資料ではこの一角に対象の自宅があり、そこで近くパーティーが催されるという。研究施設はその付近に存在し、入り口は自宅に隠されているためパーティーに乗じて潜入・破壊し対象の殺害を実行する事となった。メイドは全員アンドロイド、出入りの業者は身元が確認され対象家族とも顔見知りで入り込むのが難しい。パーティーも客は事前に情報が登録され、招待状と共に確認されなければ参加することが出来ないが、顔のわからない相手だろうと参加が出来る唯一の機会だ。既に手はずは整えられており、参加できるようにしてある。

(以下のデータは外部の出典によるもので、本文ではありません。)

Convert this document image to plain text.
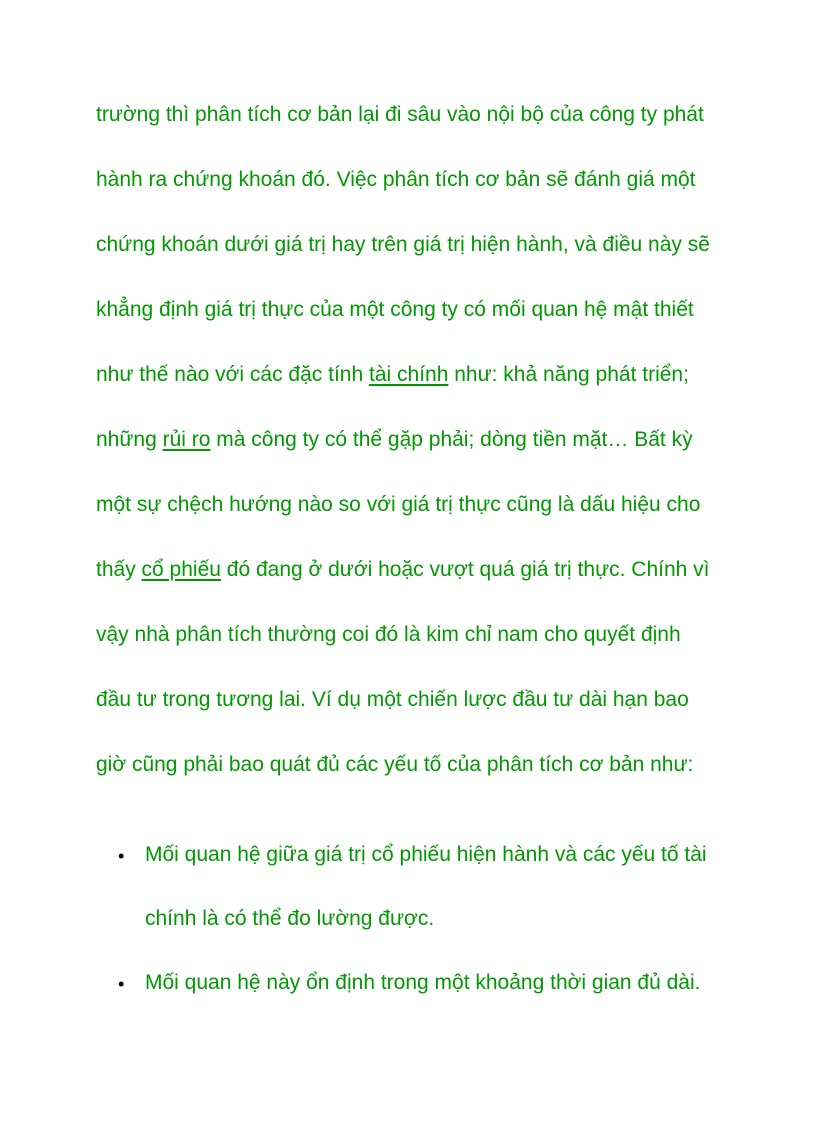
trường thì phân tích cơ bản lại đi sâu vào nội bộ của công ty phát
hành ra chứng khoán đó. Việc phân tích cơ bản sẽ đánh giá một
chứng khoán dưới giá trị hay trên giá trị hiện hành, và điều này sẽ
khẳng định giá trị thực của một công ty có mối quan hệ mật thiết
như thế nào với các đặc tính tài chính như: khả năng phát triển;
những rủi ro mà công ty có thể gặp phải; dòng tiền mặt… Bất kỳ
một sự chệch hướng nào so với giá trị thực cũng là dấu hiệu cho
thấy cổ phiếu đó đang ở dưới hoặc vượt quá giá trị thực. Chính vì
vậy nhà phân tích thường coi đó là kim chỉ nam cho quyết định
đầu tư trong tương lai. Ví dụ một chiến lược đầu tư dài hạn bao
giờ cũng phải bao quát đủ các yếu tố của phân tích cơ bản như:
• Mối quan hệ giữa giá trị cổ phiếu hiện hành và các yếu tố tài
chính là có thể đo lường được.
• Mối quan hệ này ổn định trong một khoảng thời gian đủ dài.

(今回の実戦……泥やらナニやらで汚れることもないし、汚ならしい兵士がそこかしこに居るわけでもなく、野宿するわけでもないからまだ良い。あぁ、そんな事アリスにさせたくない。)
過度のストレスに狂った兵士、欲にまみれた野郎どもの集団と過ごすことのない彼女との初めての実戦訓練に感謝した。可笑しな話だが……な。
(……ん~……うぅ。)
俺の眠り姫がゆるゆると意識が覚醒し始めるのを感じる。彼女の名を優しく呼んでやると、頭を起こして口に手を当てあくびを1つ。まだ眠そうに瞼が半分閉じている。
(うぅ~、おはようアッシュ。……お家に着いた?)
(おはようアリス、良く眠っていたね。住宅街に入ったからもうすぐだよ。)
肩に当たって乱れた方の髪をなおしてやり、俺たちは手を繋いで到着を待つ。マーレイはいまだ何かを考えているようだった。
「ホワイト様、ホワイト様。」
運転席からポーターが声をかけてきた。その声にマーレイは意識を戻す。
「何だ?」
「もうじきの到着でございます。」
「そうか、わかった。」
見えてきたのは立派な門とその奥に建つヴィクトリアンスタイルの邸宅。一見するとただの比較的裕福な家。車が到着すると自動で門が開き、中へと誘われる。
(絵本に出てくるお家みたい!ねぇねぇアッシュ、後で探検してみましょう!?)
(そうだね、そうしようか。)
到着するとポーターがドアを開け、荷物はメイドが預かってくれる。
しばらくの間、ここが俺たちの住まい……ベット以外何もない白い部屋よりも温かみがある檻の中へ、裕福な家庭の兄妹を装いながら俺たちは身一つで邸宅へと入って行ったのだった。